This paper addresses nonlinear stochastic optimization with deterministic equality constraints under zeroth-order information, where the objective function is corrupted by sampling noise. We propose a gradient- and Hessian-free stochastic sequential quadratic programming (SQP) algorithm: zeroth-order gradient and Hessian estimates are constructed via simultaneous perturbation stochastic approximation (SPSA); a momentum-based online debiasing mechanism coupled with moving averaging is introduced to effectively mitigate estimation bias; and each iteration requires only a constant number of function evaluations. Under standard regularity assumptions, we establish global almost-sure convergence and local asymptotic normality of the estimator, enabling online statistical inference for the optimal parameters. Numerical experiments on benchmark nonlinearly constrained problems demonstrate the algorithm’s efficiency and robustness.
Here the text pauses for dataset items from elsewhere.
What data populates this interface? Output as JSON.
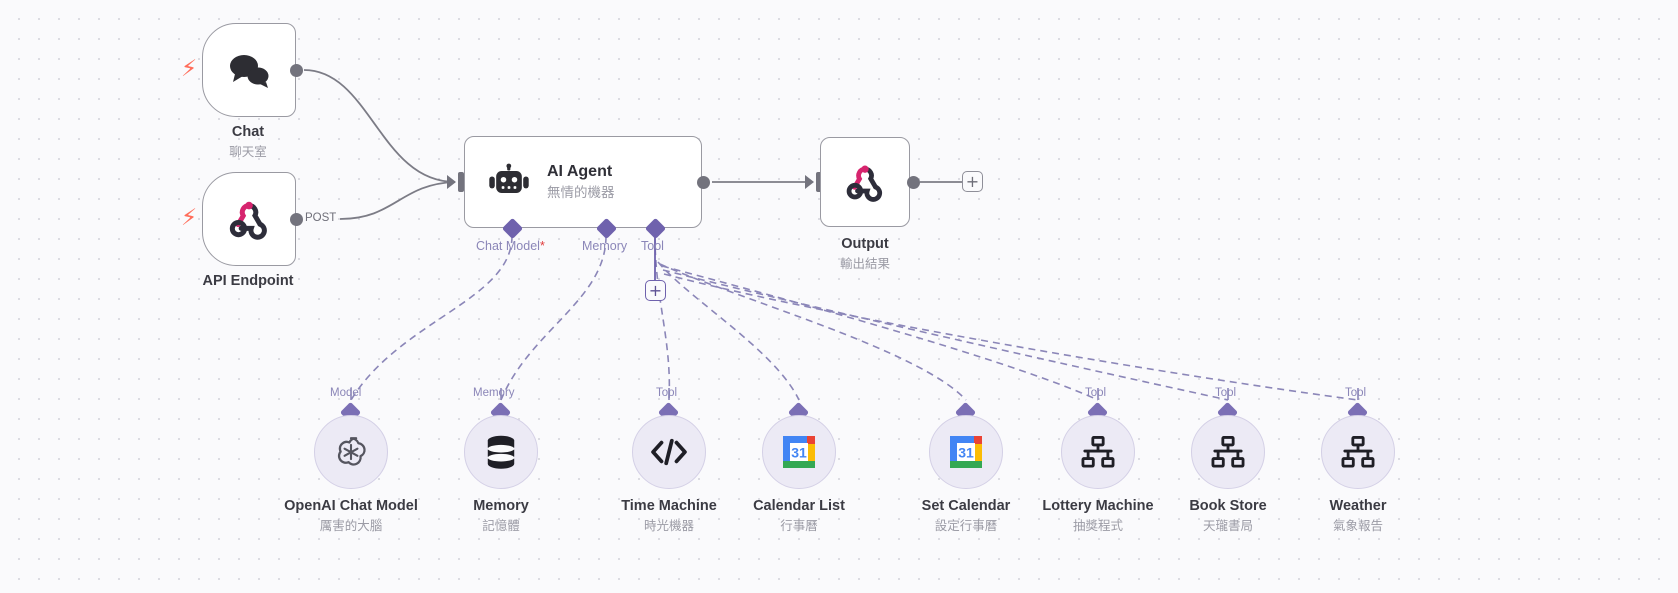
{
  "canvas": {
    "background_color": "#fafafc",
    "grid_dot_color": "#d6d6de",
    "accent_purple": "#6f62ad",
    "connector_gray": "#73737d",
    "trigger_bolt_color": "#ff6d5a"
  },
  "trigger_nodes": [
    {
      "id": "chat",
      "title": "Chat",
      "subtitle": "聊天室",
      "icon": "chat-bubbles-icon",
      "bolt": "⚡",
      "output_label": ""
    },
    {
      "id": "api-endpoint",
      "title": "API Endpoint",
      "subtitle": "",
      "icon": "webhook-icon",
      "bolt": "⚡",
      "output_label": "POST"
    }
  ],
  "agent": {
    "title": "AI Agent",
    "subtitle": "無情的機器",
    "icon": "robot-icon",
    "ports": [
      {
        "label": "Chat Model",
        "required": "*"
      },
      {
        "label": "Memory",
        "required": ""
      },
      {
        "label": "Tool",
        "required": ""
      }
    ],
    "add_tool_button": "+"
  },
  "output_node": {
    "title": "Output",
    "subtitle": "輸出結果",
    "icon": "webhook-icon",
    "add_button": "+"
  },
  "sub_nodes": [
    {
      "port": "Model",
      "title": "OpenAI Chat Model",
      "subtitle": "厲害的大腦",
      "icon": "openai-icon"
    },
    {
      "port": "Memory",
      "title": "Memory",
      "subtitle": "記憶體",
      "icon": "database-icon"
    },
    {
      "port": "Tool",
      "title": "Time Machine",
      "subtitle": "時光機器",
      "icon": "code-icon"
    },
    {
      "port": "",
      "title": "Calendar List",
      "subtitle": "行事曆",
      "icon": "google-calendar-icon"
    },
    {
      "port": "",
      "title": "Set Calendar",
      "subtitle": "設定行事曆",
      "icon": "google-calendar-icon"
    },
    {
      "port": "Tool",
      "title": "Lottery Machine",
      "subtitle": "抽獎程式",
      "icon": "sitemap-icon"
    },
    {
      "port": "Tool",
      "title": "Book Store",
      "subtitle": "天瓏書局",
      "icon": "sitemap-icon"
    },
    {
      "port": "Tool",
      "title": "Weather",
      "subtitle": "氣象報告",
      "icon": "sitemap-icon"
    }
  ]
}
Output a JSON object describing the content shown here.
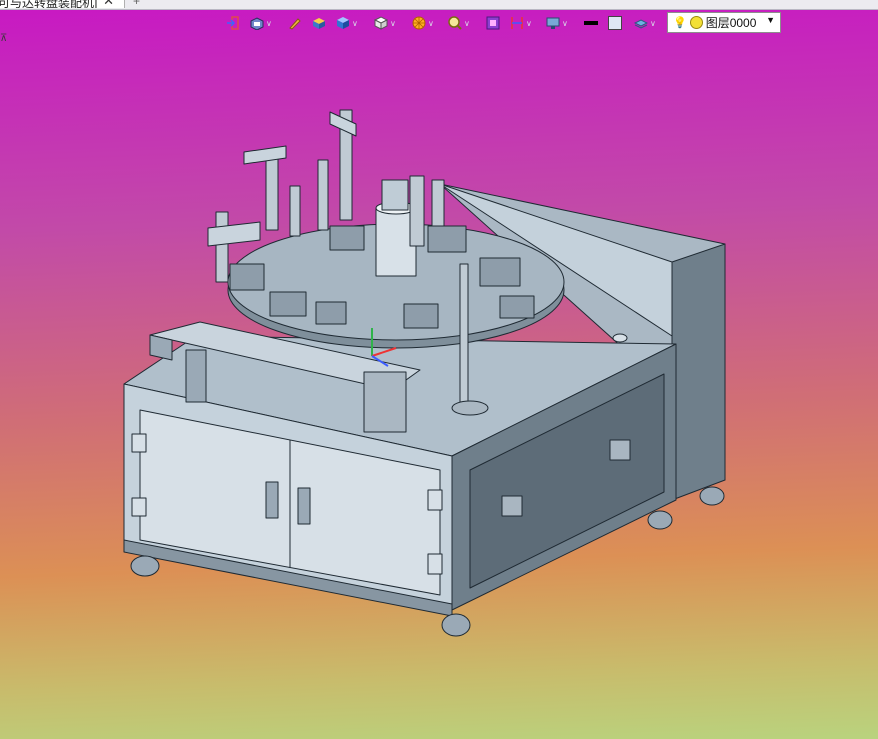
{
  "tab": {
    "title": "可与达转盘装配机]",
    "close": "✕",
    "add": "+"
  },
  "corner_mark": "⊼",
  "toolbar": {
    "icons": [
      "exit-door-icon",
      "view-cube-icon",
      "pencil-icon",
      "box-shade-icon",
      "solid-blue-cube-icon",
      "white-cube-icon",
      "section-icon",
      "zoom-icon",
      "purple-frame-icon",
      "dimension-icon",
      "display-icon",
      "black-line-icon",
      "light-fill-icon",
      "layer-stack-icon"
    ],
    "layer": {
      "value": "图层0000",
      "bulb": "💡"
    }
  }
}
We consider solving nonlinear optimization problems with a stochastic objective and deterministic equality constraints, assuming that only zero-order information is available for both the objective and constraints, and that the objective is also subject to random sampling noise. Under this setting, we propose a Derivative-Free Stochastic Sequential Quadratic Programming (DF-SSQP) method. Due to the lack of derivative information, we adopt a simultaneous perturbation stochastic approximation (SPSA) technique to randomly estimate the gradients and Hessians of both the objective and constraints. This approach requires only a dimension-independent number of zero-order evaluations -- as few as eight -- at each iteration step. A key distinction between our derivative-free and existing derivative-based SSQP methods lies in the intricate random bias introduced into the gradient and Hessian estimates of the objective and constraints, brought by stochastic zero-order approximations. To address this issue, we introduce an online debiasing technique based on momentum-style estimators that properly aggregate past gradient and Hessian estimates to reduce stochastic noise, while avoiding excessive memory costs via a moving averaging scheme. Under standard assumptions, we establish the global almost-sure convergence of the proposed DF-SSQP method. Notably, we further complement the global analysis with local convergence guarantees by demonstrating that the rescaled iterates exhibit asymptotic normality, with a limiting covariance matrix resembling the minimax optimal covariance achieved by derivative-based methods, albeit larger due to the absence of derivative information. Our local analysis enables online statistical inference of model parameters leveraging DF-SSQP. Numerical experiments on benchmark nonlinear problems demonstrate both the global and local behavior of DF-SSQP.